With experience in business formation and an in-depth understanding of LLC operations, I've explored the idea of adding a member to an existing LLC. I further researched and consulted with legal professionals to assist you in the process.

Quick Summary

  • To add a new member to an LLC, review the operating agreement, hold a meeting and vote on the motion, and amend your Articles of Organization. 
  • A new member can infuse capital, provide expertise, and widen business affiliations.
  • The average annual growth in LLCs has been dramatically high at 21% over the last 30 years, as per LexTree, showcasing the increasing popularity and establishment of LLCs within the business sector.
  • In my experience, the main benefit of having a new member is the business insight they offer in line with their expertise.

Steps to Follow to Add a Member to an LLC

Adding members to an LLC can be a great way to grow your business, gain more capital, and expand your network.
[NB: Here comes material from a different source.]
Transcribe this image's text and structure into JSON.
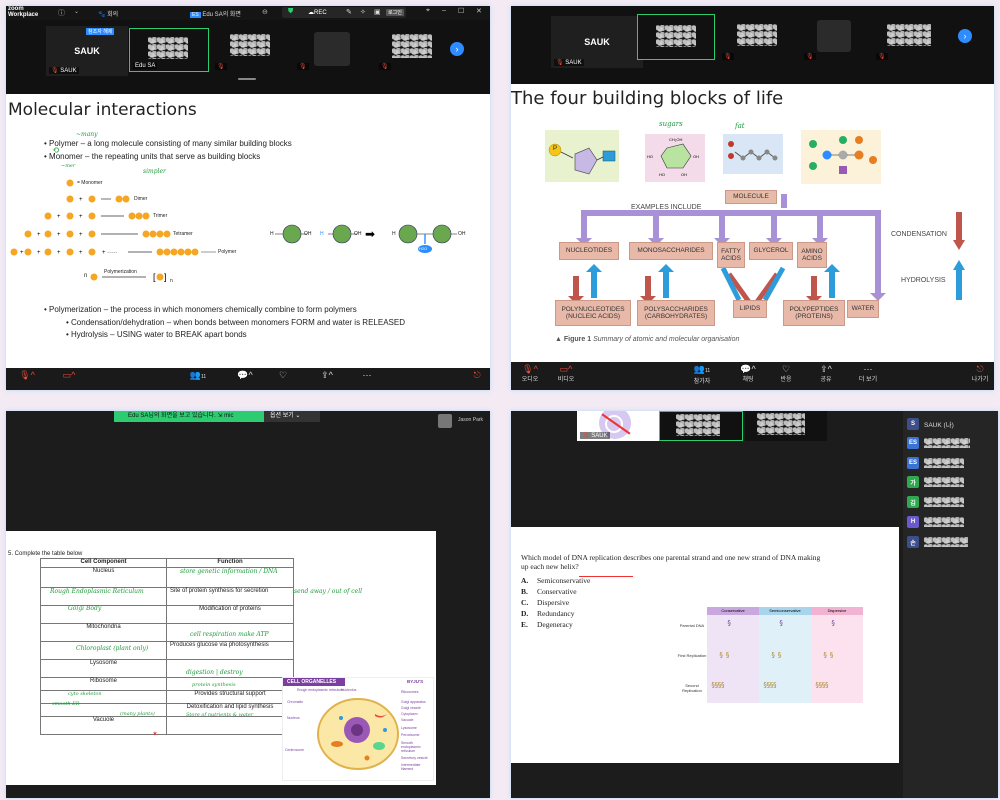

Here are the steps you will need to follow to add a new business partner:

1. Review Your Operating Agreement

Start by reviewing your operating agreement to see the provision about adding members.

An LLC operating agreement should describe how a new member is added, and it may provide a specific procedure to follow.

The document would specify if all the members had to agree or if a majority vote would be enough to admit the new member. In the absence of an operating agreement, state rules apply. This is the reason why I encourage clients and new business owners to draft an operating agreement.

According to the IRS tax statistics, the majority (71.7%) of all partnership returns filed in the U.S. for 2021 were from LLCs, emphasizing their dominance in the partnership landscape for the 20th consecutive year [1].

This reinforces the importance of a well-structured Operating Agreement in an LLC's governance.

2. Understand the Consequences

Businessman thinking about Adding a New Member to an LLC

Adding a member can have business implications, so it's important to understand them before making a decision.

A new member will contribute supplementary capital to your LLC and increase its overall finances. Additionally, the individual could provide personal expertise and business experience.

"Introducing a new member to the team dilutes the ownership stakes of current members. Therefore, it's essential that this newcomer contributes significant value to compensate for the equity that existing members are relinquishing."

- Jon Morgan, Co-Founder & Chief Editor of Venture Smarter

The new member can expand your business network through contacts, associates, and affiliations with other companies.

As LexTree statistics show, the average annual growth in LLCs has been notably dramatic and compelling, at 21% over the last 30 years [2].

This underscores the expanding role and appeal of LLCs in the business landscape, making them a valuable option for growth and collaboration.

3. Meet with the Potential Member

You can conduct a preliminary meeting with the potential member to settle the terms of inclusion. You may discuss the amount of investment, share of ownership, profit, and loss, as well as the rights and duties of the individual.

Whenever we add a new member to our company, we explain the mutual benefit between the business of the LLC and the members.

4. Hold a Meeting of the LLC Members

Once the provisions have been reviewed, inform all the owners through a formal notice to conduct a meeting and vote on the proposed act to admit a new LLC member.

If you have a single-member LLC and decide to admit a new member, it will automatically change the classification of your business into a partnership. You have to draft and file Articles of Amendment with the Secretary of State and inform the IRS about the change in tax status.

5. Amend the Articles of Organization

Woman holding her documents outdoors passing it to the state

If the members vote to admit the new member to your LLC, the addition needs to be included in your Articles of Organization. This can be accomplished by filing an amendment.

The Articles of Amendment must include:

  • Your LLC's name
  • Date of formation
  • Name, title, and address of the new member
  • The effective date

The document must be signed by a member or an authorized person on behalf of your LLC and filed with the Secretary of State.

6. File Any Required Tax Forms

In most cases, federal tax form 8832 must be filed when adding a new member to your LLC [3].

I inform my clients that filing taxes is one of the main ways to remain compliant and maintain good standing with the state.


Is There a Limit to the Number of Members an LLC Can Have?

There is no limit to the number of members an LLC can have, unless the company opts to be taxed as an S-corp. The classification limits the members to under 100.

Can an LLC Have Foreign Members?

Yes, an LLC can have foreign members. In the United States, there are no citizenship or residency requirements for members (owners) of an LLC. This means that foreign individuals, foreign entities, and even other LLCs can be members of a U.S. LLC. However, there are certain considerations and requirements, such as tax implications and the need to obtain an Individual Taxpayer Identification Number (ITIN) if the foreign member does not have a Social Security Number (SSN).